Voli Trade DOO
- Official logo
- Type: LLC
- Industry: Retail
- Founded: 1995; 31 years ago
- Headquarters: Josipa Broza bb, Podgorica, Montenegro
- Number of locations: 64 (2018)
- Key people: Dragan Bokan (CEO, owner)
- Services: Supermarkets, convenience stores, wholesale, BMW & MINI cars dealer
- Revenue: €368.92 million (2024)
- Net income: ▲€16.33 million (2024)
- Total assets: ▲€133.70 million (2024)
- Total equity: ▲€74.94 million (2024)
- Number of employees: 2,367 (2024)
- Website: kompanija.voli.me

= VOLI =

Montenegrin retailer

VOLI (full legal name: Voli Trade DOO) is a Montenegrin retailer, with primary activity in operation of supermarkets. With over 2,300 employees, it is the second largest employer in Montenegro.

==Overview==
The company was founded in 1995, and begun its operations with a single supermarket in Blok 5 neighbourhood of Podgorica. The company has been expanding its retail network ever since, and as of 2012, its food retail market share in Montenegro stands at around 25%.

Its retail network consists of 60 outlets throughout Montenegro, with concepts ranging from convenience stores to a company owned shopping mall, with VOLI hypermarket as anchor tenant. VOLI is also official distributor for Montentegro for several popular regional food brands, such as Carnex, Vital and Vindija.
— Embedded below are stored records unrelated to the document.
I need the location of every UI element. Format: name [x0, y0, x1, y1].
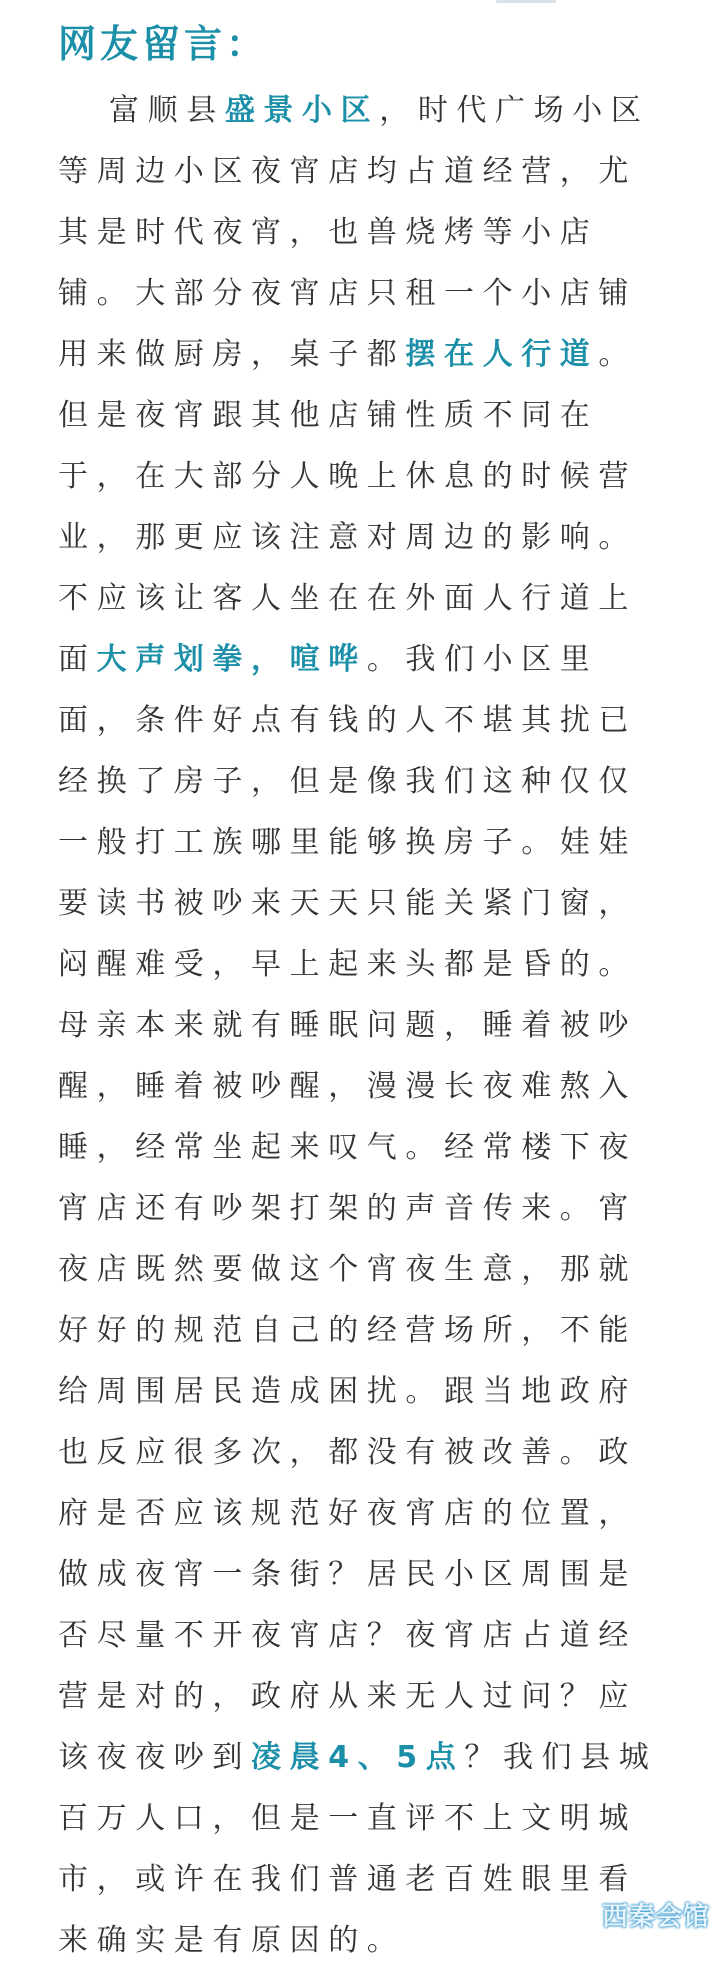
- text-segment: 富顺县: [109, 93, 225, 128]
- highlight-time: 凌晨4、5点: [251, 1740, 465, 1775]
- text-segment: 。但是夜宵跟其他店铺性质不同在于，在大部分人晚上休息的时候营业，那更应该注意对周边的影响。不应该让客人坐在在外面人行道上面: [58, 337, 638, 677]
- text-segment: ，时代广场小区等周边小区夜宵店均占道经营，尤其是时代夜宵，也兽烧烤等小店铺。大部分夜宵店只租一个小店铺用来做厨房，桌子都: [58, 93, 650, 372]
- message-body: [58, 80, 662, 1971]
- highlight-noise: 大声划拳，喧哗: [96, 642, 367, 677]
- text-segment: ？我们县城百万人口，但是一直评不上文明城市，或许在我们普通老百姓眼里看来确实是有原因的。: [58, 1740, 658, 1958]
- highlight-community-name: 盛景小区: [224, 93, 380, 128]
- message-paragraph: [58, 80, 662, 1971]
- page-title: 网友留言：: [58, 22, 269, 66]
- watermark-logo: 西秦会馆: [601, 1902, 710, 1932]
- top-decoration: [496, 0, 556, 3]
- highlight-sidewalk: 摆在人行道: [405, 337, 599, 372]
- text-segment: 。我们小区里面，条件好点有钱的人不堪其扰已经换了房子，但是像我们这种仅仅一般打工族哪里能够换房子。娃娃要读书被吵来天天只能关紧门窗，闷醒难受，早上起来头都是昏的。母亲本来就有睡眠问题，睡着被吵醒，睡着被吵醒，漫漫长夜难熬入睡，经常坐起来叹气。经常楼下夜宵店还有吵架打架的声音传来。宵夜店既然要做这个宵夜生意，那就好好的规范自己的经营场所，不能给周围居民造成困扰。跟当地政府也反应很多次，都没有被改善。政府是否应该规范好夜宵店的位置，做成夜宵一条街？居民小区周围是否尽量不开夜宵店？夜宵店占道经营是对的，政府从来无人过问？应该夜夜吵到: [58, 642, 637, 1775]
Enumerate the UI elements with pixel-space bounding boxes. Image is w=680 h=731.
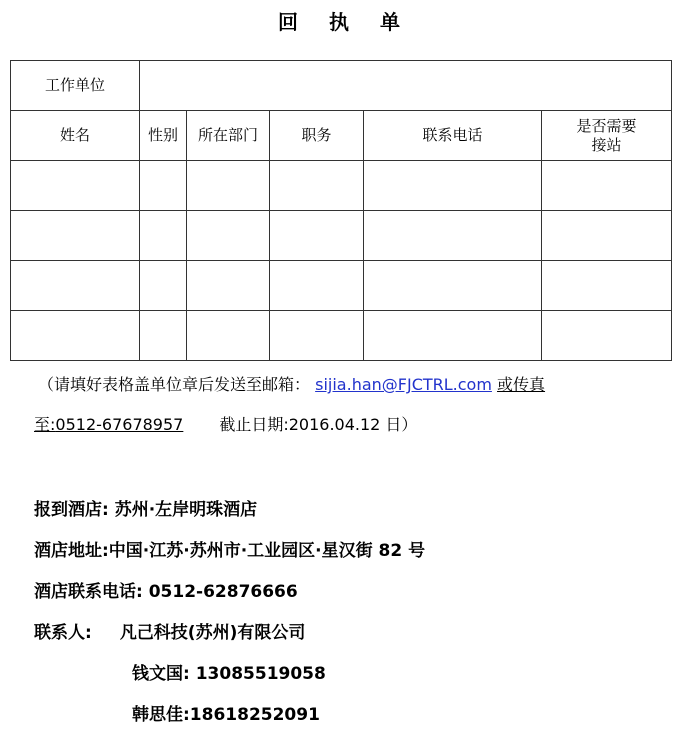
- cell-position[interactable]: [270, 211, 364, 261]
- title-char-3: 单: [379, 10, 402, 34]
- cell-phone[interactable]: [364, 161, 542, 211]
- cell-department[interactable]: [187, 311, 270, 361]
- hotel-name: 报到酒店: 苏州·左岸明珠酒店: [34, 500, 258, 520]
- work-unit-field[interactable]: [140, 61, 672, 111]
- deadline-text: 截止日期:2016.04.12 日）: [219, 415, 418, 434]
- cell-name[interactable]: [11, 211, 140, 261]
- cell-department[interactable]: [187, 161, 270, 211]
- header-department: 所在部门: [187, 111, 270, 161]
- cell-position[interactable]: [270, 161, 364, 211]
- header-name: 姓名: [11, 111, 140, 161]
- submission-note: [38, 372, 545, 395]
- header-gender: 性别: [140, 111, 187, 161]
- cell-department[interactable]: [187, 261, 270, 311]
- table-row: [11, 211, 672, 261]
- cell-gender[interactable]: [140, 161, 187, 211]
- cell-pickup[interactable]: [542, 261, 672, 311]
- header-phone: 联系电话: [364, 111, 542, 161]
- header-row: [11, 111, 672, 161]
- table-row: [11, 311, 672, 361]
- header-position: 职务: [270, 111, 364, 161]
- contact-person-2: 韩思佳:18618252091: [132, 705, 320, 725]
- company-name: 凡己科技(苏州)有限公司: [119, 623, 306, 643]
- cell-phone[interactable]: [364, 261, 542, 311]
- cell-phone[interactable]: [364, 311, 542, 361]
- work-unit-row: [11, 61, 672, 111]
- header-pickup: [542, 111, 672, 161]
- email-link[interactable]: sijia.han@FJCTRL.com: [315, 375, 492, 394]
- work-unit-label: 工作单位: [11, 61, 140, 111]
- contact-person-1: 钱文国: 13085519058: [132, 664, 326, 684]
- header-pickup-line2: 接站: [591, 135, 622, 154]
- note-or-fax: 或传真: [497, 375, 546, 394]
- page-title: [0, 6, 680, 35]
- title-char-1: 回: [278, 10, 301, 34]
- cell-name[interactable]: [11, 161, 140, 211]
- registration-table: [10, 60, 672, 361]
- cell-gender[interactable]: [140, 211, 187, 261]
- cell-name[interactable]: [11, 261, 140, 311]
- cell-position[interactable]: [270, 311, 364, 361]
- note-instructions: 请填好表格盖单位章后发送至邮箱：: [54, 375, 311, 394]
- hotel-phone: 酒店联系电话: 0512-62876666: [34, 582, 298, 602]
- cell-pickup[interactable]: [542, 311, 672, 361]
- header-pickup-line1: 是否需要: [576, 116, 637, 135]
- table-row: [11, 161, 672, 211]
- cell-gender[interactable]: [140, 261, 187, 311]
- contact-company-line: [34, 618, 305, 643]
- contact-label: 联系人:: [34, 623, 92, 643]
- cell-position[interactable]: [270, 261, 364, 311]
- cell-phone[interactable]: [364, 211, 542, 261]
- note-open-paren: （: [38, 375, 55, 394]
- fax-prefix: 至:: [34, 415, 56, 434]
- hotel-address: 酒店地址:中国·江苏·苏州市·工业园区·星汉街 82 号: [34, 541, 426, 561]
- title-char-2: 执: [329, 10, 351, 34]
- cell-name[interactable]: [11, 311, 140, 361]
- fax-number: 0512-67678957: [55, 415, 184, 434]
- cell-department[interactable]: [187, 211, 270, 261]
- cell-pickup[interactable]: [542, 161, 672, 211]
- fax-deadline-note: [34, 412, 417, 435]
- cell-pickup[interactable]: [542, 211, 672, 261]
- table-row: [11, 261, 672, 311]
- cell-gender[interactable]: [140, 311, 187, 361]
In addition to its retail business, in 2011 VOLI became authorised dealer for BMW and Mini carmakers for Montenegro.

==Social responsibility==
In 2011, the company became the general sponsor of KK Budućnost Podgorica, the country's most successful basketball club. The club was renamed KK Budućnost VOLI, and the company's CEO, Dragan Bokan, has become the club's president.